Sir Bedivere e muitos outros da irmandade permaneceram na pequena

igreja e seu eremitério pelo resto de seus dias, congregando-se outros mais com

eles, de tal modo que, por fim, o lugar tornou-se uma abadia novamente; e mais

tarde ainda, majestosos e belos edifícios de pedra foram construídos onde

estiveram a igrejinha de pau-a-pique e as cabanas ao seu redor. E as pessoas

começaram a denominar esse lugar Glastonbury.

Porém Sir Bors e Sir Ector, Sir Bleoberis e Sir Blamore viajaram para

bem longe, à Terra Santa, e lá faleceram numa Sexta-Feira da Paixão, pela

causa de Deus.

E salvo um valente lampejo aqui e ali, as trevas inundaram a Britânia.

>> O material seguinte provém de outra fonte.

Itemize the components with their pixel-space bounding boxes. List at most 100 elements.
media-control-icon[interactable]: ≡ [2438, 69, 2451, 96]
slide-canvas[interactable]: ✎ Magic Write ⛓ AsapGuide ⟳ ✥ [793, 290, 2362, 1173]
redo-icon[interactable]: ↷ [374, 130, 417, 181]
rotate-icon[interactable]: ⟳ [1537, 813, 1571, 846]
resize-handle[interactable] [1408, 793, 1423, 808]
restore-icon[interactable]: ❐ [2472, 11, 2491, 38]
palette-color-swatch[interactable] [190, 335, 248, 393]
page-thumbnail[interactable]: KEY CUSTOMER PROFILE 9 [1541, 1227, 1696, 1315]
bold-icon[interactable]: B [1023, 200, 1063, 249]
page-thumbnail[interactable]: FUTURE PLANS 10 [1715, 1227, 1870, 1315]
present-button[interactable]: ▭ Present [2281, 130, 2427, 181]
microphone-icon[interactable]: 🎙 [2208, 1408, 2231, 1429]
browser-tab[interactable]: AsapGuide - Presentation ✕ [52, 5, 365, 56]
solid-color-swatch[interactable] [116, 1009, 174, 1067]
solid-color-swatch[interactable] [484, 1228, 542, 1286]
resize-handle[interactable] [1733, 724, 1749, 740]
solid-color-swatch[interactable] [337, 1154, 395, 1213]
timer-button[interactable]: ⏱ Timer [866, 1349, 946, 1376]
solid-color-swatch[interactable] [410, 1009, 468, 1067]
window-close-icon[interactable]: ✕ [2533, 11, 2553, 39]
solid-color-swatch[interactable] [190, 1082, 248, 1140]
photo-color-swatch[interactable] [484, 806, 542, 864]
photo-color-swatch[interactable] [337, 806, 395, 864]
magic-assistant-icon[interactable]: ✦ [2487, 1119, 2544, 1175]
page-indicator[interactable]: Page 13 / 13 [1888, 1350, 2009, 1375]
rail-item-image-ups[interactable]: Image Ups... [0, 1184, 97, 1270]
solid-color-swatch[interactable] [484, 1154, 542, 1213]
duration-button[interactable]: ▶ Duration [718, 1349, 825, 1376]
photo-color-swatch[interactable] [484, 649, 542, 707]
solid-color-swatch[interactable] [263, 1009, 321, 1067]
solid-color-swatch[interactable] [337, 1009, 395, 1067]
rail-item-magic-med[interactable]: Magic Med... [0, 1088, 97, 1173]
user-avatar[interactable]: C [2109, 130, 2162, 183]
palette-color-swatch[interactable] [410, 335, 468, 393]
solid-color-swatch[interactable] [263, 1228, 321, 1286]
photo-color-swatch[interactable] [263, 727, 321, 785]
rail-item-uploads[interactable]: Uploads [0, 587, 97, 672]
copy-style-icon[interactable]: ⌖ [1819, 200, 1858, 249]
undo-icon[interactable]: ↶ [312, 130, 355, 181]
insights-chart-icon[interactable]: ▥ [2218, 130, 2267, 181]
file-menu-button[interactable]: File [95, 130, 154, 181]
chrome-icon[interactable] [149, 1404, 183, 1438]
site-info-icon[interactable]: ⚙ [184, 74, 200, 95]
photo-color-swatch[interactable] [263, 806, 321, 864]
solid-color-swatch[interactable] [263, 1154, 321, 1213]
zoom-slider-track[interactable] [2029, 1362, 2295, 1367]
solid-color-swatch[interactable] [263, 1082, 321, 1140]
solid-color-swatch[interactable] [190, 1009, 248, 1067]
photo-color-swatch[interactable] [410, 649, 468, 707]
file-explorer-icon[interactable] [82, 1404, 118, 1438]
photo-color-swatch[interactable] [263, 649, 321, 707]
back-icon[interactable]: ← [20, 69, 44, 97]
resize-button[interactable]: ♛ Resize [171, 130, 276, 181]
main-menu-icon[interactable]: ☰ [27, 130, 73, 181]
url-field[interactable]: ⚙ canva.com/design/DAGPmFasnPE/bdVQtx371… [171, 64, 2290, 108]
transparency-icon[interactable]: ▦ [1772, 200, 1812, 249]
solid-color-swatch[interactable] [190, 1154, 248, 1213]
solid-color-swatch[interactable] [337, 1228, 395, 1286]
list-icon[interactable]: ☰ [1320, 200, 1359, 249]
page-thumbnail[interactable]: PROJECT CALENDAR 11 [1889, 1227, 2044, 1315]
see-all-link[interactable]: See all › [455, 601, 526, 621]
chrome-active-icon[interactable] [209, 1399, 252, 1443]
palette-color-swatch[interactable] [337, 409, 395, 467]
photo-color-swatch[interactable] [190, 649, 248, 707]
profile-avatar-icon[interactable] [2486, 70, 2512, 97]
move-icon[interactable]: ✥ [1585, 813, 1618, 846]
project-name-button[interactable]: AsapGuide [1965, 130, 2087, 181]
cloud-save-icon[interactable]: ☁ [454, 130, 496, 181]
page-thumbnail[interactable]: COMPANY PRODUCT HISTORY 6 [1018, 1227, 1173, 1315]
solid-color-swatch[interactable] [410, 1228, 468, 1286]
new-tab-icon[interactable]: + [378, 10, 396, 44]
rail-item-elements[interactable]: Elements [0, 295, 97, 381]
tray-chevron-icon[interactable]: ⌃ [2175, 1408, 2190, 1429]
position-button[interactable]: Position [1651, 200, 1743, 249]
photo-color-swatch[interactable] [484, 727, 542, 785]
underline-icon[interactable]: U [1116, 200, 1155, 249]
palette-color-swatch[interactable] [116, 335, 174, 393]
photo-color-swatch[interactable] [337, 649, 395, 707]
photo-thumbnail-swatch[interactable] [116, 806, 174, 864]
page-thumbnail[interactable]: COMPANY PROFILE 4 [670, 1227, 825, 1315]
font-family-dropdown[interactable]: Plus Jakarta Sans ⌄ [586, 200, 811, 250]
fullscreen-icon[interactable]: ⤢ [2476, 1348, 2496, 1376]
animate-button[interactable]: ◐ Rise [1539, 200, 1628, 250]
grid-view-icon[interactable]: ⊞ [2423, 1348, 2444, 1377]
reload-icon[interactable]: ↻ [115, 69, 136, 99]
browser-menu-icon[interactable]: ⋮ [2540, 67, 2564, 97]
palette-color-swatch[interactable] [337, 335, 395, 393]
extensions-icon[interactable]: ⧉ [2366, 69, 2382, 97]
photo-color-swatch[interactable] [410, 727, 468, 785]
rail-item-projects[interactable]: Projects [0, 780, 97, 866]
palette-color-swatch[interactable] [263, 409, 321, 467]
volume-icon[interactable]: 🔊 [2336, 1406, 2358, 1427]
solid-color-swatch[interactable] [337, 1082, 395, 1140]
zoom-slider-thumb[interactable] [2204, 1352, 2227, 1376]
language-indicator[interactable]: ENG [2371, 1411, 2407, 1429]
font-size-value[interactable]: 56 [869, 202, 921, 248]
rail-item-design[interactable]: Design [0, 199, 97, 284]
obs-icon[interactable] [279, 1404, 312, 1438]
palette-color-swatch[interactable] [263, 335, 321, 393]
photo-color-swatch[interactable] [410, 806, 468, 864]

Porém Sir Lancelot uma vez dissera ao seu amigo Rei enquanto

passeavam ao pôr-do-sol, no estreito pomar abaixo dos muros de Camelot:

- Nós devemos erguer uma tal labareda que os homens se lembrem de

nós do outro lado da escuridão.

E de fato ele dizia a verdade, porque as histórias de Artur e de seus

cavaleiros são contadas e recontadas até o dia de hoje.